The second finding of this review concerns the prevention of PTSD in ambulance service personnel through pre- and post-exposure interventions. Post-exposure debriefing has been found to be unhelpful as it can embed memories more deeply; re-living a traumatic event without sufficient follow-up is thought to worsen PTSD symptoms. These studies, however, were not conducted within the ambulance service so transferability is not clear and further research is needed.

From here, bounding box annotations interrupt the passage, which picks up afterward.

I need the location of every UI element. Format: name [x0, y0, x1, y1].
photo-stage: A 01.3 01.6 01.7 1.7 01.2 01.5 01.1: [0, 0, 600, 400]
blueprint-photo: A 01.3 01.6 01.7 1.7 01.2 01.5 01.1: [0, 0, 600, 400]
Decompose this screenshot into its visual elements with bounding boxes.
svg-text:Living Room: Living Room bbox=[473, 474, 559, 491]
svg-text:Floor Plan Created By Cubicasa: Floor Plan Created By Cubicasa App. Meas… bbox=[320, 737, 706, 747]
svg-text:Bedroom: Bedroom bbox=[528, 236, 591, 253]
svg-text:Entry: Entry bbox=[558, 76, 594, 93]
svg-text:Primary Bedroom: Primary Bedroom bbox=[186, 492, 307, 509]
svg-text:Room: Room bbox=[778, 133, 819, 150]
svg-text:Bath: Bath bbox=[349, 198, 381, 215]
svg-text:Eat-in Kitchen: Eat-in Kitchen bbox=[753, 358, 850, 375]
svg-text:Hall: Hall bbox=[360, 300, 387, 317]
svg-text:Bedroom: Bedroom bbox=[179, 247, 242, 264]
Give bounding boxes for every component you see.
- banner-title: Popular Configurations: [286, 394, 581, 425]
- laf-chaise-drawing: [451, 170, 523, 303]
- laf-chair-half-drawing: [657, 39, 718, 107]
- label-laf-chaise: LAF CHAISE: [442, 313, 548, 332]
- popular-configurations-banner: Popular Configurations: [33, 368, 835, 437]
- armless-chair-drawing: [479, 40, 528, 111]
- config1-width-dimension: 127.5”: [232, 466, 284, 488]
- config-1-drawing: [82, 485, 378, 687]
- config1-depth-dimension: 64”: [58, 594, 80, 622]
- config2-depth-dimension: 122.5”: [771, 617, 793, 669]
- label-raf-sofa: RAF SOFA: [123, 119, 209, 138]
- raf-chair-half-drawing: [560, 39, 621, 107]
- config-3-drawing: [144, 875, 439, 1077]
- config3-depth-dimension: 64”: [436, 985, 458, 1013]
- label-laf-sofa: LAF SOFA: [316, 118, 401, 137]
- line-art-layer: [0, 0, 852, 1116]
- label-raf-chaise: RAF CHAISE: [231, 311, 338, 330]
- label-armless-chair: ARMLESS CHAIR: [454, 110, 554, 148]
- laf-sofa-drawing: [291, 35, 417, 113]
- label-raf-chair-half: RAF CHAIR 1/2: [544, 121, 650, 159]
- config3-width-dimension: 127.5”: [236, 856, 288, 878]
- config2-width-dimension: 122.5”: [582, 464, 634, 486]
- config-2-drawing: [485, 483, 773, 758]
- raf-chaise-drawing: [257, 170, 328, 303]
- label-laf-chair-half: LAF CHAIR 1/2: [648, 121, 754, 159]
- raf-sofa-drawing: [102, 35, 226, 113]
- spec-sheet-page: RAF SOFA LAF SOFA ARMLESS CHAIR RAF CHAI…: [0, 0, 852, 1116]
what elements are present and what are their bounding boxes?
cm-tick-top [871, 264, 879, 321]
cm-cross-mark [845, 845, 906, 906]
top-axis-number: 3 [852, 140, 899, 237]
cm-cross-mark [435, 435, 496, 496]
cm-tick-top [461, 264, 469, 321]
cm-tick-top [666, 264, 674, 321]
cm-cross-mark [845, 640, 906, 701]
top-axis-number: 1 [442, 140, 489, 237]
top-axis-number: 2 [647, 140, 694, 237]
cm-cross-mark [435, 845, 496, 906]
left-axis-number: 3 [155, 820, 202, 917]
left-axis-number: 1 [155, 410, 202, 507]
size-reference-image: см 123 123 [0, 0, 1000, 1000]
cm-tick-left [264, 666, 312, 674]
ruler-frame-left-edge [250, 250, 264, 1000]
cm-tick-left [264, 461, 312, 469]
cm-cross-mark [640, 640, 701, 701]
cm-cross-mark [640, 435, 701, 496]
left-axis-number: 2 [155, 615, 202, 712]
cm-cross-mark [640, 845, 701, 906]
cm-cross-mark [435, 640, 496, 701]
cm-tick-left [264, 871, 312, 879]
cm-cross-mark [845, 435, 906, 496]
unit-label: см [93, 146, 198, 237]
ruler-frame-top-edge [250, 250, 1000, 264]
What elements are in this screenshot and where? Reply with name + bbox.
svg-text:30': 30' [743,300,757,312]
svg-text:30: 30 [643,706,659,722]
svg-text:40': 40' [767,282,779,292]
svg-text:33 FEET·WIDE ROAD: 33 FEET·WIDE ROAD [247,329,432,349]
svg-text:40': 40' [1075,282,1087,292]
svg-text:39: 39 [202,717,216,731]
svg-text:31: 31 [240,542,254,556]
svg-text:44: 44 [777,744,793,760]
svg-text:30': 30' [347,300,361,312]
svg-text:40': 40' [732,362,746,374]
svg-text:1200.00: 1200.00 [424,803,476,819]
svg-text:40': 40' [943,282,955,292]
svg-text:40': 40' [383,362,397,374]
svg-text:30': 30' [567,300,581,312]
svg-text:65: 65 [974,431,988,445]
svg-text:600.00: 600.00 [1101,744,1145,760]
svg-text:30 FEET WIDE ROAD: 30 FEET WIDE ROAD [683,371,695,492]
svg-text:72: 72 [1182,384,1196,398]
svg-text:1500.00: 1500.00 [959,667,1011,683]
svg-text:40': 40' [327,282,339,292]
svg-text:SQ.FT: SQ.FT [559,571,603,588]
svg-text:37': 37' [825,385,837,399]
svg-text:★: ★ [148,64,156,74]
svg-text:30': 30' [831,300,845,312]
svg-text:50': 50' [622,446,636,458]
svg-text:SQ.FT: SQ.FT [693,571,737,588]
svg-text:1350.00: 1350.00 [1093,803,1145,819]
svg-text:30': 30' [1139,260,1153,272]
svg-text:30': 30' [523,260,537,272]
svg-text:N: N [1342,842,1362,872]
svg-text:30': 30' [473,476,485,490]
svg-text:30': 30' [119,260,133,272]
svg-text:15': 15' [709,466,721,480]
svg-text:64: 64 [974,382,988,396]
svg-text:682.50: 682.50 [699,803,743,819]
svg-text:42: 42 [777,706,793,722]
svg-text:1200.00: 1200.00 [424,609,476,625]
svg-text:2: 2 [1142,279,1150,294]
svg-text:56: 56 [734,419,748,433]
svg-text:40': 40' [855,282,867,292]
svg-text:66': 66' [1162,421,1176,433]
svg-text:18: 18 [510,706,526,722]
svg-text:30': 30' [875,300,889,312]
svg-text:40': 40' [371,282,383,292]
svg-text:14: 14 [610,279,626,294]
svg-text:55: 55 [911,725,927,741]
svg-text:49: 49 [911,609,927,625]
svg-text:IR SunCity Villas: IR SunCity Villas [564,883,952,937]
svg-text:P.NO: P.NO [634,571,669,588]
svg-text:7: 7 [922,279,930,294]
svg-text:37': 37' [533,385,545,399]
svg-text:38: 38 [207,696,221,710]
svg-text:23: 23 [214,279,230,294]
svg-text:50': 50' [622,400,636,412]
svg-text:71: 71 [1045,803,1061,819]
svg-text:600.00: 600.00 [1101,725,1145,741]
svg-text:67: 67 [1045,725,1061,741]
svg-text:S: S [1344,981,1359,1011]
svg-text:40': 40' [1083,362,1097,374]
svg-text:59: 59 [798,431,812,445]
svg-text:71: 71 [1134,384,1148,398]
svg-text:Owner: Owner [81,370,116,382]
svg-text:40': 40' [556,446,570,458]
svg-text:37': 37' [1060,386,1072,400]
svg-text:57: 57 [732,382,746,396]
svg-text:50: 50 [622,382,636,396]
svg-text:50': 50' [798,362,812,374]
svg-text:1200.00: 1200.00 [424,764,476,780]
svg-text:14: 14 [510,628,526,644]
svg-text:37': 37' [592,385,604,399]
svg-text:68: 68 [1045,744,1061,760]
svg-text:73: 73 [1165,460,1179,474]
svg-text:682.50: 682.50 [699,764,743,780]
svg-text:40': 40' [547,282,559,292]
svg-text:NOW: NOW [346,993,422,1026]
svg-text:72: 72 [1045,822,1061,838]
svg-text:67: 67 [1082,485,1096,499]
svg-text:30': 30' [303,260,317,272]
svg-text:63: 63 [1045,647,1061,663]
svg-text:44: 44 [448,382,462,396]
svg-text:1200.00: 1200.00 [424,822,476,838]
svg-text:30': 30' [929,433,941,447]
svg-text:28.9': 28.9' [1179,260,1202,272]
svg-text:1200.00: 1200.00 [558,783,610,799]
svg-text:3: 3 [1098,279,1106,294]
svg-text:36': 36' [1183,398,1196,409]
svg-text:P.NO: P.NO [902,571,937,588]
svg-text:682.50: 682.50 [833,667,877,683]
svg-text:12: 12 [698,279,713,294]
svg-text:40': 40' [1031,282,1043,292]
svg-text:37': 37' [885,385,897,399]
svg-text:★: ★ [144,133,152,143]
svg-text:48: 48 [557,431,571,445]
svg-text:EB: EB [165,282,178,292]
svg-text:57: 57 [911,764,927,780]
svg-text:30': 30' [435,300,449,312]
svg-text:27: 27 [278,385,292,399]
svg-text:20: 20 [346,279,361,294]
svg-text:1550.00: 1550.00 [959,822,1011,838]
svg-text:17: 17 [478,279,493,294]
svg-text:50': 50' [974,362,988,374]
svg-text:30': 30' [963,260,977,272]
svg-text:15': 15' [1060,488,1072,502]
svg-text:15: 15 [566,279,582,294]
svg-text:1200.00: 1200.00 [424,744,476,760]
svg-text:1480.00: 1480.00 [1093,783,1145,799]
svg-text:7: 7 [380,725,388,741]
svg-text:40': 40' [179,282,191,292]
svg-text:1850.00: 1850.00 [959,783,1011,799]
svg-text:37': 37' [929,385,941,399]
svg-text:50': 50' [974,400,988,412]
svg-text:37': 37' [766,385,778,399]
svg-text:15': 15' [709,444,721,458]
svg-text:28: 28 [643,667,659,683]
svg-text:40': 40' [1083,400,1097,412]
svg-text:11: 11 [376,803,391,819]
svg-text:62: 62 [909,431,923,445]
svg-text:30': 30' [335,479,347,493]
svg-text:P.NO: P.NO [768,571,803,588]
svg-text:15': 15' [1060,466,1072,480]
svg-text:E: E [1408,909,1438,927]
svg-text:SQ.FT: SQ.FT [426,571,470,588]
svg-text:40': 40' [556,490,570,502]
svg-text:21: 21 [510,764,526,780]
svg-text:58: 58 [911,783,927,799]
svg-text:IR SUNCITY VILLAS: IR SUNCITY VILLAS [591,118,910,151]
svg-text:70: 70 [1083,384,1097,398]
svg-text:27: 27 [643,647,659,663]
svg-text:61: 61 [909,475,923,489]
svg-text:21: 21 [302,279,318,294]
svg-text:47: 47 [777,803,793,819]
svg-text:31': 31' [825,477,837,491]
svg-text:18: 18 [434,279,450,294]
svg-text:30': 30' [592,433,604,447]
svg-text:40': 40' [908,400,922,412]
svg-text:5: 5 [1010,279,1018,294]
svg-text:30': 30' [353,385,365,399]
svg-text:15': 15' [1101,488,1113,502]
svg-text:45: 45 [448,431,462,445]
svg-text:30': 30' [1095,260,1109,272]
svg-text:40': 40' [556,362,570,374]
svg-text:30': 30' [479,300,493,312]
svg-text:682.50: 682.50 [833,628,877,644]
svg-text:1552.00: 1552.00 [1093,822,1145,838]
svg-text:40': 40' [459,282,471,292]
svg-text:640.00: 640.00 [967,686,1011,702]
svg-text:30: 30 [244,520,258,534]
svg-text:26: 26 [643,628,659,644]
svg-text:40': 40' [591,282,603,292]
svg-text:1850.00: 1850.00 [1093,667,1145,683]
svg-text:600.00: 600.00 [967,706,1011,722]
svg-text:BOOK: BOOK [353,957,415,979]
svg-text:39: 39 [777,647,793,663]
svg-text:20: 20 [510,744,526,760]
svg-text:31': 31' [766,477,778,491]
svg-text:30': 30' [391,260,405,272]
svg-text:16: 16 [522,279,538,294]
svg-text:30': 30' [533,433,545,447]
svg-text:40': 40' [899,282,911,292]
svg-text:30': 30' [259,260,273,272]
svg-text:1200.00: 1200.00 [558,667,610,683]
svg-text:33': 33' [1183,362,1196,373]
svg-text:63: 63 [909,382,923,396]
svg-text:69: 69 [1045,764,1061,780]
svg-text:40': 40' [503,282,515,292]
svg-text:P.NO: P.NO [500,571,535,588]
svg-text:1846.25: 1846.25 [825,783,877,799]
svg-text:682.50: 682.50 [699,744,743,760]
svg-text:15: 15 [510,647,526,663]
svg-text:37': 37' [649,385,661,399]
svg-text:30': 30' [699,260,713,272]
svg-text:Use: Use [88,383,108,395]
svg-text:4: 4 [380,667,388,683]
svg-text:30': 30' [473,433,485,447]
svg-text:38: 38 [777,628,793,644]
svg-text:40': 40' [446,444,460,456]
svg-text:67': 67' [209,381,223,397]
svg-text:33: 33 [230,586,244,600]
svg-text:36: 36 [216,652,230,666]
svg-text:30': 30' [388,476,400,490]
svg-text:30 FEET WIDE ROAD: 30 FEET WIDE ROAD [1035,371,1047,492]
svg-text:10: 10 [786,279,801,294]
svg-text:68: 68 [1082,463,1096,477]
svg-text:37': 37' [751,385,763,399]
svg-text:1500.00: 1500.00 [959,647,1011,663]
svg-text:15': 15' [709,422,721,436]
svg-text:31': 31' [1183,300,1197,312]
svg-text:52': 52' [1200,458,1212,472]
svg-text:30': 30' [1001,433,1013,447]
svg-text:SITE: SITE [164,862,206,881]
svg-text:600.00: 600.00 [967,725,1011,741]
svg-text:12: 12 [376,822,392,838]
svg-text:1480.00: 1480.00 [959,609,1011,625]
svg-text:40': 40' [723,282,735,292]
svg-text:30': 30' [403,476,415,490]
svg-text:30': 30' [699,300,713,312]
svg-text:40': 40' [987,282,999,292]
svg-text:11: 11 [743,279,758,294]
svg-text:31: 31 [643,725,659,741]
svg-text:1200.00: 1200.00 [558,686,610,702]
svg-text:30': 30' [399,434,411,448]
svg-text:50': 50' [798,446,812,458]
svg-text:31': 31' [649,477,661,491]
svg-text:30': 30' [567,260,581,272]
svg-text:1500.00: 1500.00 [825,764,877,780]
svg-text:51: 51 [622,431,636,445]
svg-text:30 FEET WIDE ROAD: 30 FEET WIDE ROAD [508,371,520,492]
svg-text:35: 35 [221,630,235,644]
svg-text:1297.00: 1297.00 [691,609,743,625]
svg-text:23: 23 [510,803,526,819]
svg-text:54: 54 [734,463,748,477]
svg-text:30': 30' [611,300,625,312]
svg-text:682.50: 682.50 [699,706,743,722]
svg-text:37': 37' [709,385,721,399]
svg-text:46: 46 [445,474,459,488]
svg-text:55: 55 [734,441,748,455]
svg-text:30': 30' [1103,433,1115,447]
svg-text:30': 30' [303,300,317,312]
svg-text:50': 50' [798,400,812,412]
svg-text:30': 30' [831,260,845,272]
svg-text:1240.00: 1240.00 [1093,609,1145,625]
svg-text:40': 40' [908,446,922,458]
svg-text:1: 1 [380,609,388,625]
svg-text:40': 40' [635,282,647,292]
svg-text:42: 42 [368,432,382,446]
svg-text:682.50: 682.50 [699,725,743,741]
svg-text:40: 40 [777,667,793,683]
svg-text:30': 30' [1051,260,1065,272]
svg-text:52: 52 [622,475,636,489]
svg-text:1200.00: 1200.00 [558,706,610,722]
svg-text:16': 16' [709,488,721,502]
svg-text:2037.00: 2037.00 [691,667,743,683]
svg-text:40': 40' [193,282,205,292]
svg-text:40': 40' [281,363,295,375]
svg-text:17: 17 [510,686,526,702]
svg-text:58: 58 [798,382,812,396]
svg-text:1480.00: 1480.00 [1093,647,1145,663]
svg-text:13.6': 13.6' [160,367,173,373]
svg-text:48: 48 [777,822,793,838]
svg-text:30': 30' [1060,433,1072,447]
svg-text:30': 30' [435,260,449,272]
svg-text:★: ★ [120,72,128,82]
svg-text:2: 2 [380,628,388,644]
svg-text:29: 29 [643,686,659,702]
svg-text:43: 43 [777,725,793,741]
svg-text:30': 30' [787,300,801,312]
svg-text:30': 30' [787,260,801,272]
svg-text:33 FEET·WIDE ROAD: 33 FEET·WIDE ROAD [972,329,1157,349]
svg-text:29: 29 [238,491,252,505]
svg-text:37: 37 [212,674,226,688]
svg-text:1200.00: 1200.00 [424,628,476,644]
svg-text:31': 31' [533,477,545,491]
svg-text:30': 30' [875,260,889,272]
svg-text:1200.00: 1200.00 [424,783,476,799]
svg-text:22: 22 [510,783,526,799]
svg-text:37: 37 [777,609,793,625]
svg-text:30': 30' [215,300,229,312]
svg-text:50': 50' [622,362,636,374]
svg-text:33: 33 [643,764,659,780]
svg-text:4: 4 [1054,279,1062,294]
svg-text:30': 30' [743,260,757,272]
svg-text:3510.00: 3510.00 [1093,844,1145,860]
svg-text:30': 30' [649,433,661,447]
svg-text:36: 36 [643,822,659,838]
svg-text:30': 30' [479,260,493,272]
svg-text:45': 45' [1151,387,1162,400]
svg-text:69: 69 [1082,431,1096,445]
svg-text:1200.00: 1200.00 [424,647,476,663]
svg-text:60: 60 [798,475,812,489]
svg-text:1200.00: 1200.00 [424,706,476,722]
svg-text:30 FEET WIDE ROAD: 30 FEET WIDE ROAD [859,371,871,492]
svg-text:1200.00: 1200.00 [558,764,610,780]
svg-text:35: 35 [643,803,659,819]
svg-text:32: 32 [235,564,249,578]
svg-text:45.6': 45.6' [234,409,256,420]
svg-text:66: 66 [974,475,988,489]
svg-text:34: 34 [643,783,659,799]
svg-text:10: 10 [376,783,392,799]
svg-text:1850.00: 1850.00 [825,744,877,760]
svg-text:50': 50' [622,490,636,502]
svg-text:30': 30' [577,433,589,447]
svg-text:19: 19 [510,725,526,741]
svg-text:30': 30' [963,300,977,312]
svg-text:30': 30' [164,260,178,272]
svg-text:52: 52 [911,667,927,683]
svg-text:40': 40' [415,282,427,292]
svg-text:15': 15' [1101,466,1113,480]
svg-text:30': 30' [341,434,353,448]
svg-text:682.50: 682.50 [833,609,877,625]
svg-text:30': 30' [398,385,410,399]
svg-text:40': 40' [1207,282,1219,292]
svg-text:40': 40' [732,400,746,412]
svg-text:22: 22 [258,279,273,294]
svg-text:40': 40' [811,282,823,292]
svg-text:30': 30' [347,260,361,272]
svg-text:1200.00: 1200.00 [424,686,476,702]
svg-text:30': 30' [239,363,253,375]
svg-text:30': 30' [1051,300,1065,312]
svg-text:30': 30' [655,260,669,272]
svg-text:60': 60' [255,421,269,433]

Studies have been conducted on resilience training, similar to that used in the military and in police services; exposure to traumatic images while in a safe environment has proven to significantly reduce levels of PTSD. Therefore, studies on its application to the ambulance service are greatly needed.

Key points

  • Post-traumatic stress disorder (PTSD) rates in ambulance workers are up to 10 times higher than in the general public and equal to those in the military
  • Despite continued research into its causes, PTSD has contributed to an increased impact on an individual's mental and physical health
  • The stigma of mental health and its repercussions in the workplace are possible causes for an under-reporting of PTSD symptoms in recent years
  • Breaks in working routines, such as secondments, allow frontline ambulance personnel the chance to reduce their PTSD symptoms
  • CPD Reflection Questions

  • How do you feel about this literature review? Do you agree with its findings and why?
  • Which types of pre-exposure and post-exposure interventions do you think need more research?
  • Do you agree with the suggestion of introducing aptitude testing during the recruitment phase to only recruit more resilient staff? What would the moral, legal and ethical difficulties be?